The University continues to closely monitor public health and provincial updates and directives, Atlin said. While the Ontario government has put health measures in place and approached re-opening with great thought and care, uncertainty remains, he said. As a result, U of G — along with universities across the province — had to re-evaluate its approach for fall 2020.

“Our No. 1 priority is health and safety. With this in mind, we have implemented a number of changes, which will affect the University and greater Guelph communities,” Atlin said.

“We remain committed to delivering a high-quality, innovative and engaging educational experience for our students and to being a strong partner to the City of Guelph.”

U of G, like most universities, is planning for a hybrid fall semester, with only a small percentage of courses and activities offered face-to-face.

In order to abide by physical distancing requirements, the University is capping the number of students living in residences to about 1,000, with 700 undergraduates in campus residences and another 300 students in family housing. This is 4,000 fewer students than usual. Only students with special housing accommodation circumstances will be eligible to live on campus fall semester.

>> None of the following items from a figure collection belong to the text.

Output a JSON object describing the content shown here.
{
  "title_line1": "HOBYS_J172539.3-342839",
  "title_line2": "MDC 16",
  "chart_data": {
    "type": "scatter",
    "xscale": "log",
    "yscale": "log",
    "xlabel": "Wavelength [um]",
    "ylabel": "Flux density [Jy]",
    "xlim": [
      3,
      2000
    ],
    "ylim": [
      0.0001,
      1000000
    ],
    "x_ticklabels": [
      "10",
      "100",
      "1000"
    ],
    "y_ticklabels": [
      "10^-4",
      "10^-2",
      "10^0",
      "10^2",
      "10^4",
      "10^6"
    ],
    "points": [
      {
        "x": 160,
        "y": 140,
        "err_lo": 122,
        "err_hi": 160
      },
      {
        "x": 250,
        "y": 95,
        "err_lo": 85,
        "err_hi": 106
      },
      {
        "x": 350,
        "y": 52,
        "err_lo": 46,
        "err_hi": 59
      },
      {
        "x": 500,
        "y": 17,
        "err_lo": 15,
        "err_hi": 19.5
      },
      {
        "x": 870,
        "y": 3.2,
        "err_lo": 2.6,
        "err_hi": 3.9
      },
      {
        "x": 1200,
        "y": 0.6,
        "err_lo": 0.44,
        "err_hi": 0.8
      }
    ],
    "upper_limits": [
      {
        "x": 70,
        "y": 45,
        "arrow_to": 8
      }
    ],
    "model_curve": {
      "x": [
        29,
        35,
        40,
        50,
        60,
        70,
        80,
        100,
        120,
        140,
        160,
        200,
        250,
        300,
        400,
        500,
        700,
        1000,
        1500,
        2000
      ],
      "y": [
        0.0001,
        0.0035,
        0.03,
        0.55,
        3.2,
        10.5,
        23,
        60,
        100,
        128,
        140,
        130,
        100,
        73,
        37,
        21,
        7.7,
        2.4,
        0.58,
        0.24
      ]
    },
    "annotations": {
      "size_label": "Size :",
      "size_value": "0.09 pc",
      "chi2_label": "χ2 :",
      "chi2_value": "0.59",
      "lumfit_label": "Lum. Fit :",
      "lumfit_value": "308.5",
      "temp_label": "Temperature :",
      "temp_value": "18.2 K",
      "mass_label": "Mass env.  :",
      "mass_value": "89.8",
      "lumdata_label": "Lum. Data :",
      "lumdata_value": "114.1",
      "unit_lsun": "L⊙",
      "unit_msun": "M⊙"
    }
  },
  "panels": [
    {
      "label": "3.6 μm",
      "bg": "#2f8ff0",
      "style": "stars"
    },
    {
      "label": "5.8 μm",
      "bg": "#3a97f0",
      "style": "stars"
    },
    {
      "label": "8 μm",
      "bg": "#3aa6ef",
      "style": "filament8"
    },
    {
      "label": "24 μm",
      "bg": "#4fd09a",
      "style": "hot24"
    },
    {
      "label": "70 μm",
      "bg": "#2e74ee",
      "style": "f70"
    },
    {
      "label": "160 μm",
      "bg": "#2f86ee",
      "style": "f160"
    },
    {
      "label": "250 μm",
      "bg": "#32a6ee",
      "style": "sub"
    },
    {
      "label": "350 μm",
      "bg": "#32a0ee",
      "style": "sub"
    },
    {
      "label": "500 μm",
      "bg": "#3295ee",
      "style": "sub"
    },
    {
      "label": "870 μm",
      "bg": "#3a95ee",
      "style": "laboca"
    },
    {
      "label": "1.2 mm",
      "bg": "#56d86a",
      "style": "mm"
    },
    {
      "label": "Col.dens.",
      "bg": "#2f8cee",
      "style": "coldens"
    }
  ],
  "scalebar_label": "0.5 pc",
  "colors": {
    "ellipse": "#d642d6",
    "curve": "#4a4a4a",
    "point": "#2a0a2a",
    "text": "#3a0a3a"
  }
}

In addition, all varsity university sports are cancelled across Canada until December 31, which means there will not be a homecoming football game or other public sporting events.

As a result of these changes, there will be far fewer students, staff, faculty and visitors on campus come September.

“We are disappointed that we will not be able to physically welcome most of our students back and that we have to limit the number of students living in our residences due to COVID-19,” said Carrie Chassels, vice-provost (student affairs).

Chassels added the University recognizes that students need to make important decisions in the coming months about where they plan to live and learn.

“We want to assure everyone that there will be plenty of opportunities this fall for students to be supported, to get involved and to stay connected,” she said.

This includes moving U of G’s legendary O-Week and many other “welcome to campus” activities online, and offering virtual student experiences, clubs and recreation activities, wellness services, counselling and academic advising. Following public health guidelines, some athletic offerings and other activities may still occur on campus.

In making today’s update, Atlin thanked the U of G community, City of Guelph, and friends and supporters of the University. “We appreciate the continued patience and support during these challenging and unprecedented times,” he said.

“The global pandemic has created a dynamic, ever-evolving higher education landscape, which has required us to make some difficult choices quickly. But we are confident these are the right decisions to protect our students, faculty, staff, their families and our communities, while still providing an outstanding living and learning environment.”